Se aprovado, o pacote do veneno que tramita no Senado pode liberar a aplicação de novos agrotóxicos no Brasil em larga escala. O PL (Projeto de Lei) 1.459/2022, defendido pelo lobby ruralista no Congresso, centralizaria apenas no Mapa (Ministério da Agricultura Pecuária e Abastecimento) a decisão pela liberação de novas substâncias.
Hoje, a liberação de agrotóxicos passa também pelo crivo do Ibama (Instituto Brasileiro do Meio Ambiente e dos Recursos Naturais Renováveis) e da Anvisa (Agência Nacional de Vigilância Sanitária), que passariam a ser órgãos apenas consultivos.
Um estudo realizado pela professora aposentada Sonia Hess, da Universidade Federal de Santa Catarina (UFSC), mostra que os agrotóxicos cancerígenos e desreguladores endócrinos estão entre os mais vendidos no Brasil em 2020 e 2021. Engenheira química especialista no tema, ela partiu de dados dos relatórios de comercialização desses produtos referentes a 20 de março passado, fornecidos pelo Ibama.
Em dezembro do ano passado, a Comissão de Agricultura e Reforma Agrária do Senado já havia aprovado o PL que facilita a autorização de agrotóxicos. O colegiado também havia aprovado pedido para que o projeto fosse analisado com urgência pelo plenário da Casa. O texto passa agora por nova análise do Senado, após ter sido aprovado pela Câmara dos Deputados em fevereiro do ano passado.
Segundo levantamento do observatório “De olho nos ruralistas”, durante a gestão do ex-presidente Jair Bolsonaro, as multinacionais fizeram lobby para forçar o governo a flexibilizar regras para autorização de agrotóxicos.
Ruralistas reclamam que o trâmite de hoje é longo. Mas 2.182 novos agrotóxicos foram autorizados durante a gestão Bolsonaro, o maior número de registros em um mandato desde 2003.
Ambientalistas alertam que pacote do veneno libera produtos com substâncias cancerígenas, com graves riscos à saúde
De seu lado, ambientalistas criticam que o PL acaba com o veto a produtos que contenham substâncias cancerígenas. Caso a lei seja aprovada, essas substâncias seriam passíveis de autorização desde que não haja “risco inaceitável”.

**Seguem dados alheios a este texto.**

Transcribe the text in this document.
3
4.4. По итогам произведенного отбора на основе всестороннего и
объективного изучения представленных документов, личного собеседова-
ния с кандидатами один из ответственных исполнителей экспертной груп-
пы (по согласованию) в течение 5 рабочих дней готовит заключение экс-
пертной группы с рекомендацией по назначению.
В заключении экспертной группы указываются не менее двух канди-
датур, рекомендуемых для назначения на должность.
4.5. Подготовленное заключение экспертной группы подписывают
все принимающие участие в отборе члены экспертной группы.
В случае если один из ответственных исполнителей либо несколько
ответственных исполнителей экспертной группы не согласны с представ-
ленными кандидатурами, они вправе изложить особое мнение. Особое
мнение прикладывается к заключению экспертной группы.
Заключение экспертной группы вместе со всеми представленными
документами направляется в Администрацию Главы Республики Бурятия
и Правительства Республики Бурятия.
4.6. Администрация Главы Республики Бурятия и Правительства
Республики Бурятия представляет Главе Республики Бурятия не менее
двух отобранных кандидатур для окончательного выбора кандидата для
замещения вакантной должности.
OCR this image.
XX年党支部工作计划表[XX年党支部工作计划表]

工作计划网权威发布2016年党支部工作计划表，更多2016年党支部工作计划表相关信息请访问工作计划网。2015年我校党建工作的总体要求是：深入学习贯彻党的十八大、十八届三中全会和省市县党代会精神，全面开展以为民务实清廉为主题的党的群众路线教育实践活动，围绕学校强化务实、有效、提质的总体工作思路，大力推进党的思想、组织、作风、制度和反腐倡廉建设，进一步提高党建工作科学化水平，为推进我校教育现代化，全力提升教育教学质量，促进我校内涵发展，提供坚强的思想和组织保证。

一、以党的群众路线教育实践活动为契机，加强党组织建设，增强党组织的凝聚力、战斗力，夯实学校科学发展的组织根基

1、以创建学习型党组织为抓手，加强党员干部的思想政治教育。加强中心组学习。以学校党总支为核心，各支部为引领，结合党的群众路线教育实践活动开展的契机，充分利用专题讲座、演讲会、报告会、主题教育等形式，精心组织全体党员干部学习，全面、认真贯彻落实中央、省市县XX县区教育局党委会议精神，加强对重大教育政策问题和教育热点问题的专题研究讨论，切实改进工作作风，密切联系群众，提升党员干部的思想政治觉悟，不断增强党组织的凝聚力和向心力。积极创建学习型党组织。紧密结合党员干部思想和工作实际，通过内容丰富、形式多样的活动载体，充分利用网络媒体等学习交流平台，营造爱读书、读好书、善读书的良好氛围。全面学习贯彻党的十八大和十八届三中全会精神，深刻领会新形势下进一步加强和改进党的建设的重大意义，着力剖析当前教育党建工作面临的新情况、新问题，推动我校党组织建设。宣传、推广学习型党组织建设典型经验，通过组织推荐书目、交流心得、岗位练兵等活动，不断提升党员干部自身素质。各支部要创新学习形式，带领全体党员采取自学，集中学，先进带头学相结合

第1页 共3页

“Se já foram 2 mil autorizações em quatro anos, com a atual política de aprovação, imagina modificando isso”, disse Tatiana da Silva Pereira, bióloga e ecotoxicologista da Universidade Federal do Pará (UFPA), ao jornal O Globo. “O que vejo como os maiores problemas são a centralização da liberação no Mapa, dando à Anvisa e ao Ibama apenas caráter consultivo, além da aprovação automática de um produto caso a análise ultrapasse o período de dois anos”, completou.
Pela lei atual, um novo agrotóxico só é liberado para comercialização e aplicação no Brasil após pedidos independentes feitos pela empresa à Anvisa, Ibama e Mapa. Cada órgão analisa separadamente de acordo com seu campo de competência. Porém, o novo texto diz que esses órgãos continuam com responsabilidade, mas não teriam mais poder decisório, pois a decisão final seria apenas do Mapa.
O PL também traz outros gatilhos que aceleram a autorização de agrotóxicos, como a liberação automática após dois anos de análise; a liberação de pesticidas para uso próprio em determinadas situações; e a permissão de um registro temporário desde que as substâncias sejam vendidas em pelo menos três países membros da OCDE (Organização para Cooperação e Desenvolvimento Econômico).
Para Marina Lacôrte, porta-voz de Agricultura do Greenpeace Brasil, o “texto não tem solução”. “Os artigos mais críticos são justamente os que a bancada ruralista mais quer. Permitir substância cancerígena vai aumentar a quantidade de produtos à venda, então é do interesse deles. Mesmo que a gente suprima alguns pontos, não vai adiantar, porque não tem como voltar a ser o original, o projeto já foi alterado e reconfigurado, está revogando toda uma lei”, disse ao O Globo.
O projeto foi criado em 1999, pelo então senador Blairo Maggi. O texto passou pela Comissão da Agricultura e agora está na Comissão do Meio Ambiente do Senado, com relatoria do senador governista Fabiano Contarato (PT), que prometeu um texto “equilibrado”.
O ministro da Agricultura, Carlos Fávaro, defensor do projeto, reuniu-se na terça-feira passada (30) com o presidente do Senado, Rodrigo Pacheco (PSD). Após o encontro, ele disse que “excessos” acrescentados ao texto seriam ajustados e prometeu uma “análise técnica muito rigorosa”.
“Princípio básico: ninguém é a favor de produtos cancerígenos, ninguém é a favor da continuidade de produtos que afetem gravemente o meio ambiente”, afirmou após o encontro.